The traditional media buying agency model is threatened with extinction from the kind of automated ad serving offered by the likes of Google (NSDQ: GOOG) and Microsoft (NSDQ: MSFT), warned Dave Morgan, evp, global advertising strategy at AOL (NYSE: TWX). But he hastened to assure media buyers of one thing: don’t include AOL as part of that threat.
On top of that, Morgan told attendees at a media conference held by investment bank Gridley & Co. this week that digital media buyers are relegated to a second-class status at traditional agencies compared to TV buyers. Specifically, he decried that digital media buyers tend to be paid poorly when compared with TV media buyers. (He spoke during a panel discussion covered by Adweek and in an interview with the magazine.) More after the jump.
— AOL not a threat?: Morgan attempted to couch his critique as friendly advice, though it appears to be more than a little self-serving. He insisted that the units in AOL’s Platform A ad network, which includes Advertising.com, Tacoda, Quigo and Third Screen Media, do not represent the kind of competition that some other online ad services do: “We’re not Google. We need agencies. Unfortunately, the don’t have a profitable business model now.” In particular, Morgan said AOL is not trying to do an end-run around the agencies by going to clients directly. The comments echo those of Andy Berndt, a former Ogilvy & Mather creative exec who now heads Google Creative Lab, who was similarly emphatic that his new role did not constitute a direct confrontation with traditional agencies in an interview with me. And in the case of Google Creative Lab, which is intended to serve only as Google’s internal branding unit, that might be true. Despite their respective assurances, it’s difficult to suggest that the advertising services being provided by all three – Microsoft, Google and AOL – does not present a danger to traditional media shops’ and their territory.

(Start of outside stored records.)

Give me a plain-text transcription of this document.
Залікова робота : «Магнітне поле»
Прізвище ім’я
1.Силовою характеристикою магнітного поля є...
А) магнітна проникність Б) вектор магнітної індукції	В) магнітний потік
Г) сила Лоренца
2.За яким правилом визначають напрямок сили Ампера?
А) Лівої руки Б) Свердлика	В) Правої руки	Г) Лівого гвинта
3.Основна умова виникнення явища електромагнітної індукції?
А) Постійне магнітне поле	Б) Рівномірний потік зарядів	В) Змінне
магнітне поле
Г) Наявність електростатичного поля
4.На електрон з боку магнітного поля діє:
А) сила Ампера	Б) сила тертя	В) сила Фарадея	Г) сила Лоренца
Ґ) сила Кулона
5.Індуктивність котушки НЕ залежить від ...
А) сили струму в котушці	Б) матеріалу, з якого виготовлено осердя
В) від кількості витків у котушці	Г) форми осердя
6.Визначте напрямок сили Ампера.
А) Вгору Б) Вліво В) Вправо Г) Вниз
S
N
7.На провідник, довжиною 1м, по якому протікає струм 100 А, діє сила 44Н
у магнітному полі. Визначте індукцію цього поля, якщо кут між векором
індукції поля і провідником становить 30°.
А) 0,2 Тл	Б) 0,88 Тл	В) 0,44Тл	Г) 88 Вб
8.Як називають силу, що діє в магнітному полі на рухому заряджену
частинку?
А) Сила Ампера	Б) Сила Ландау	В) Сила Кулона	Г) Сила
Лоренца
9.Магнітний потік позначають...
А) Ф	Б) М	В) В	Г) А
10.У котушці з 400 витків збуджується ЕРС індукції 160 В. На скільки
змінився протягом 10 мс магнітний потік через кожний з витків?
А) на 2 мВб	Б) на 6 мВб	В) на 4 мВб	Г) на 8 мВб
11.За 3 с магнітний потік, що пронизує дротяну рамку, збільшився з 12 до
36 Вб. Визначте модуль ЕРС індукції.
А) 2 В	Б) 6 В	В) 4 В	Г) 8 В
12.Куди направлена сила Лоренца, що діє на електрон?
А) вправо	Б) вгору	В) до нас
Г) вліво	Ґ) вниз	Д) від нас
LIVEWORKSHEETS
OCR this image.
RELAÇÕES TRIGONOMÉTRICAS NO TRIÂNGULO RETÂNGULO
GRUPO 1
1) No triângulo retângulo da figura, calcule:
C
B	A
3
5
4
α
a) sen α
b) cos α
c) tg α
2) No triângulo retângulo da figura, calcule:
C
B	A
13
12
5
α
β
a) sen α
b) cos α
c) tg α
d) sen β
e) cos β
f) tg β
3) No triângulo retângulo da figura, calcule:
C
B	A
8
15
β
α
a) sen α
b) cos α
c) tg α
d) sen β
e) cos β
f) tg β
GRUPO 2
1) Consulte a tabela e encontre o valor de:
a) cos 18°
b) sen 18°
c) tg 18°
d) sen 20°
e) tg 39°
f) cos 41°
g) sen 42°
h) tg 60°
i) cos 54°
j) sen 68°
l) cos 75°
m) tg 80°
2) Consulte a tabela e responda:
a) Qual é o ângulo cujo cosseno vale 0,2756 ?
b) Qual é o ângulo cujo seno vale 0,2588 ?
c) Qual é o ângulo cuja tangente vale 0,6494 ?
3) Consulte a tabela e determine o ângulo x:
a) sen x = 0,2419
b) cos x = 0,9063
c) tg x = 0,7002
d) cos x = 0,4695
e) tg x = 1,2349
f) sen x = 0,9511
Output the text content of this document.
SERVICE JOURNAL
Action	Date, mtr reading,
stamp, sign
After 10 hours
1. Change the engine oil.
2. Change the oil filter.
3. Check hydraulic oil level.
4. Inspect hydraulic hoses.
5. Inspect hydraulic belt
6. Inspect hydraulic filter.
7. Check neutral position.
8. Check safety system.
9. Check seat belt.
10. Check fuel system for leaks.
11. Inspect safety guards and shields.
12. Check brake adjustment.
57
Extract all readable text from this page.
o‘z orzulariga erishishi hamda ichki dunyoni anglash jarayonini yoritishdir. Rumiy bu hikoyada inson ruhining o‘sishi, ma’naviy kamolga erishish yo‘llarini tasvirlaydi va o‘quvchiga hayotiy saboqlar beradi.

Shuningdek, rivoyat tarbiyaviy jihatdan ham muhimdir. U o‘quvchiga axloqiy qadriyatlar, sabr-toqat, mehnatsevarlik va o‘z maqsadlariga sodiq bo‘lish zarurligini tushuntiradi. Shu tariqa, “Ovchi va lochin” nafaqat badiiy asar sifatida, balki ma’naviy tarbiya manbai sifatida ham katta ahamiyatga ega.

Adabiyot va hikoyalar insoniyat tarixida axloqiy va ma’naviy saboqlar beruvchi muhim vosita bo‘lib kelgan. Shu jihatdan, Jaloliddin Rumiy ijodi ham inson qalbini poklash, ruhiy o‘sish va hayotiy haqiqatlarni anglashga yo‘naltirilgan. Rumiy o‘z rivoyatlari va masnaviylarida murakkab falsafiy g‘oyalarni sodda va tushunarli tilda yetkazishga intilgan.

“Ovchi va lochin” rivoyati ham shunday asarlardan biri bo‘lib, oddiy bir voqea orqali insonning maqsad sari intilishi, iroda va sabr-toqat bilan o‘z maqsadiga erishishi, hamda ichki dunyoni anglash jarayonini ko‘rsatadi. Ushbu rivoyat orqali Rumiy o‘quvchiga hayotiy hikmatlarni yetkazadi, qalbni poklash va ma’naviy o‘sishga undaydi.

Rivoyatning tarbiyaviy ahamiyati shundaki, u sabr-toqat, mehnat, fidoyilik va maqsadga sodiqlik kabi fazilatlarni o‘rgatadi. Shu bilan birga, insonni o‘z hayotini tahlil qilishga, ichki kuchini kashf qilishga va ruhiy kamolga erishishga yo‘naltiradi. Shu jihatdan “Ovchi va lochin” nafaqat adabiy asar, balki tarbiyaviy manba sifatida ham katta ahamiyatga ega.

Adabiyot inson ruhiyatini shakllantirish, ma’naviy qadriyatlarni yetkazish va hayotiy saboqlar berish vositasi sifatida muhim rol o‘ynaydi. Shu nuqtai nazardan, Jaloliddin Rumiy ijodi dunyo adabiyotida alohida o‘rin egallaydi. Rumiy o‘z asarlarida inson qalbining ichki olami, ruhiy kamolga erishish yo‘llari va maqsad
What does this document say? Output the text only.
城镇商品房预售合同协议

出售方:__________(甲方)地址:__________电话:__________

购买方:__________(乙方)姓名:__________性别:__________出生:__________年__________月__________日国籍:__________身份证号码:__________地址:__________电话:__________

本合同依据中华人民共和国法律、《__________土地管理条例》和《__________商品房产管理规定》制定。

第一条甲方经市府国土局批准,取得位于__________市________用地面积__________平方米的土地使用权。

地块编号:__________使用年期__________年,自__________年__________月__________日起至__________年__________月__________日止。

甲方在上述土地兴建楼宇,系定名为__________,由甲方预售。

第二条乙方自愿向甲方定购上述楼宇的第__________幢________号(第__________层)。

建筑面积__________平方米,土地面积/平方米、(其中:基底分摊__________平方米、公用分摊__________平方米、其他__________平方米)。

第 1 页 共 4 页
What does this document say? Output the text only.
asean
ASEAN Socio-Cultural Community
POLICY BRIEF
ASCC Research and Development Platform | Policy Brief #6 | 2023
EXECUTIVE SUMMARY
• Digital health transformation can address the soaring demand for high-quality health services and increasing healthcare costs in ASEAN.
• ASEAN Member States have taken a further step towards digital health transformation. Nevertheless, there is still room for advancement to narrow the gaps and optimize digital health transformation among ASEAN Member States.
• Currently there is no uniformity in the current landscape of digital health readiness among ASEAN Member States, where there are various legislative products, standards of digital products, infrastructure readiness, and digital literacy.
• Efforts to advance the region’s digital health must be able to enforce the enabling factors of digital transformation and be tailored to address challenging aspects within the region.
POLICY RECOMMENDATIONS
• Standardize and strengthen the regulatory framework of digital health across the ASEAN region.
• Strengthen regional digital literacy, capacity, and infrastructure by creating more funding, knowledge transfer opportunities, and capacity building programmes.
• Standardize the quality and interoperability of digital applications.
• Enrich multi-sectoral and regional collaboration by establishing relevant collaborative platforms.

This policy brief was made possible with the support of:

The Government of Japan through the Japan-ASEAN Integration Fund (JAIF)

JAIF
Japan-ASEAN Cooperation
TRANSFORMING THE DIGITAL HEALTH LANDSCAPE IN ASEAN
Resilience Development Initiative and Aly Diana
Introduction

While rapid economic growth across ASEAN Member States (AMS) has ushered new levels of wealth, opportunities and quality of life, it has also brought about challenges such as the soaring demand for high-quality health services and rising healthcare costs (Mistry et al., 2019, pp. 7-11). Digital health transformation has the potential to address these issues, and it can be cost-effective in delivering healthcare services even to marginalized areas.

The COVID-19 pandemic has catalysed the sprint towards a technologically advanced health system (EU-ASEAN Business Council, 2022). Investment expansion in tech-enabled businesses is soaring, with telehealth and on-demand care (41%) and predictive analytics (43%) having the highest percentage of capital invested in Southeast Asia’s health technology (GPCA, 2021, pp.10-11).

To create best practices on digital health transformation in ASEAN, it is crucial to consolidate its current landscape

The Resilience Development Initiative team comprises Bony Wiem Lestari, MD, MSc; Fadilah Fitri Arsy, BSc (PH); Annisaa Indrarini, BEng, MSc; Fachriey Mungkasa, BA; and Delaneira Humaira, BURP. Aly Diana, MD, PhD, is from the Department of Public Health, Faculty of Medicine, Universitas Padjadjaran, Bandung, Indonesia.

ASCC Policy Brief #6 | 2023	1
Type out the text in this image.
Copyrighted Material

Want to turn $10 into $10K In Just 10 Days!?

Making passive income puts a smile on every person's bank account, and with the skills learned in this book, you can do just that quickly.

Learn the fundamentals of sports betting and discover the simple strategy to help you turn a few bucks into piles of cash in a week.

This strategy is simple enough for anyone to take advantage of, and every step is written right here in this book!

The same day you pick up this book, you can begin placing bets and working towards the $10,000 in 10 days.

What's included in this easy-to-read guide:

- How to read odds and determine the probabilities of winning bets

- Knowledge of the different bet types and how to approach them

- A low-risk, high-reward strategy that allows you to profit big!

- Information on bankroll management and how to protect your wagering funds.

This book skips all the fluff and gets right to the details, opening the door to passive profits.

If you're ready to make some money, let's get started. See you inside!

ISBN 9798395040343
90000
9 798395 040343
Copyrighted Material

— Comparable pay for digital buyers: When it comes to the pay disparity between TV and digital buyers, the agencies would likely respond that if TV buyers’ compensation is higher, it’s because that’s where advertisers spend more money – despite online’s higher growth rates. Morgan’s other criticisms of the media agencies’ methods aren’t so easy to dismiss, however. He wondered why media companies decided not to challenge Microsoft’s $6 billion purchase of aQuantive, or at least adopt a similar approach to serving ads. However, he does praise WPP Group (although it’s fair to cite Publicis Groupe, too) as practically single-minded in its pursuit of digital properties and investments. As for the other big holding companies, Omnicom and Interpublic Group, which owns AOL’s media agency Initiative, have appeared less aggressive in their digital-related acquisitions in the past year.